In recent years, Minneapolis enacted a set of reforms making it easier to build multifamily housing. Tim Peach directed me to a blog post written by Matthew Maltman, which suggests the effects have been fairly dramatic:
Scott Alexander recently suggested that building more housing might actually boost housing prices, by making cities more dense. In a previous post, I used cross sectional evidence to cast doubt on that claim. Maltman’s post provides time series evidence that rents in Minneapolis have risen by substantially less than in other midwestern cities:
Another graph shows declining homelessness in Minneapolis, at a time homelessness was rising in comparable cities.

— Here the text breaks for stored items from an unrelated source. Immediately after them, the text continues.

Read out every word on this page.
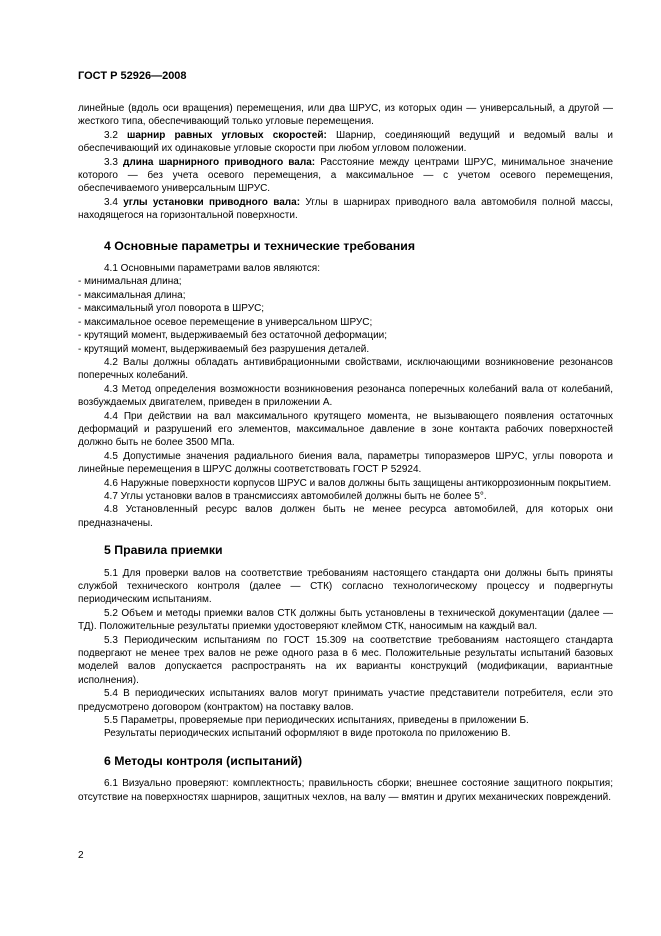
ГОСТ Р 52926—2008

линейные (вдоль оси вращения) перемещения, или два ШРУС, из которых один — универсальный, а другой — жесткого типа, обеспечивающий только угловые перемещения.

3.2 шарнир равных угловых скоростей: Шарнир, соединяющий ведущий и ведомый валы и обеспечивающий их одинаковые угловые скорости при любом угловом положении.

3.3 длина шарнирного приводного вала: Расстояние между центрами ШРУС, минимальное значение которого — без учета осевого перемещения, а максимальное — с учетом осевого перемещения, обеспечиваемого универсальным ШРУС.

3.4 углы установки приводного вала: Углы в шарнирах приводного вала автомобиля полной массы, находящегося на горизонтальной поверхности.

4 Основные параметры и технические требования

4.1 Основными параметрами валов являются:

- минимальная длина;
- максимальная длина;
- максимальный угол поворота в ШРУС;
- максимальное осевое перемещение в универсальном ШРУС;
- крутящий момент, выдерживаемый без остаточной деформации;
- крутящий момент, выдерживаемый без разрушения деталей.

4.2 Валы должны обладать антивибрационными свойствами, исключающими возникновение резонансов поперечных колебаний.

4.3 Метод определения возможности возникновения резонанса поперечных колебаний вала от колебаний, возбуждаемых двигателем, приведен в приложении А.

4.4 При действии на вал максимального крутящего момента, не вызывающего появления остаточных деформаций и разрушений его элементов, максимальное давление в зоне контакта рабочих поверхностей должно быть не более 3500 МПа.

4.5 Допустимые значения радиального биения вала, параметры типоразмеров ШРУС, углы поворота и линейные перемещения в ШРУС должны соответствовать ГОСТ Р 52924.

4.6 Наружные поверхности корпусов ШРУС и валов должны быть защищены антикоррозионным покрытием.

4.7 Углы установки валов в трансмиссиях автомобилей должны быть не более 5°.

4.8 Установленный ресурс валов должен быть не менее ресурса автомобилей, для которых они предназначены.

5 Правила приемки

5.1 Для проверки валов на соответствие требованиям настоящего стандарта они должны быть приняты службой технического контроля (далее — СТК) согласно технологическому процессу и подвергнуты периодическим испытаниям.

5.2 Объем и методы приемки валов СТК должны быть установлены в технической документации (далее — ТД). Положительные результаты приемки удостоверяют клеймом СТК, наносимым на каждый вал.

5.3 Периодическим испытаниям по ГОСТ 15.309 на соответствие требованиям настоящего стандарта подвергают не менее трех валов не реже одного раза в 6 мес. Положительные результаты испытаний базовых моделей валов допускается распространять на их варианты конструкций (модификации, вариантные исполнения).

5.4 В периодических испытаниях валов могут принимать участие представители потребителя, если это предусмотрено договором (контрактом) на поставку валов.

5.5 Параметры, проверяемые при периодических испытаниях, приведены в приложении Б.

Результаты периодических испытаний оформляют в виде протокола по приложению В.

6 Методы контроля (испытаний)

6.1 Визуально проверяют: комплектность; правильность сборки; внешнее состояние защитного покрытия; отсутствие на поверхностях шарниров, защитных чехлов, на валу — вмятин и других механических повреждений.

2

In contrast, housing construction plunged soon after St. Paul voters enacted rent control in 2021:
When it comes to construction of duplexes, triplexes and other forms of multi-family housing, St. Paul’s building permits plummeted by 48% last year [2022] compared with the year before, according to HUD, the federal department of Housing and Urban Development.

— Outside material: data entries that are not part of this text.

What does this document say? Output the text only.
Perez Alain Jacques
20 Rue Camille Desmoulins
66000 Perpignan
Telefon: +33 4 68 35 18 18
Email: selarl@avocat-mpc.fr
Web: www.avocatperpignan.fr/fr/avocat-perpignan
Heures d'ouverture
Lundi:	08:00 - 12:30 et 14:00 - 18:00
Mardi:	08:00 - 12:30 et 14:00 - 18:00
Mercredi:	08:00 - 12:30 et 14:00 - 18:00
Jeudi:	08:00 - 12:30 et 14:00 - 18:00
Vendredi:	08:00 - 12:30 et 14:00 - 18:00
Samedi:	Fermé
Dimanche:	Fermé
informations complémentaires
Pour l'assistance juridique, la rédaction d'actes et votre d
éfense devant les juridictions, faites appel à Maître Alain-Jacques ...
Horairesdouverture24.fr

Scott Alexander is correct that bigger cities are often more expensive. (Not always; compare Houston and Austin.) When a city grows rapidly because of a rapid increase in the number of people who wish to live there, housing costs often rise. Austin is a good example. But when the housing stock rises due to regulatory changes making it easier to build, housing prices tend to fall.
Never reason from a quantity change.
PS. After writing this post I noticed a Bloomberg piece that makes some similar points.
PPS. Matt Yglesias has an excellent post on the politics of YIMBYism.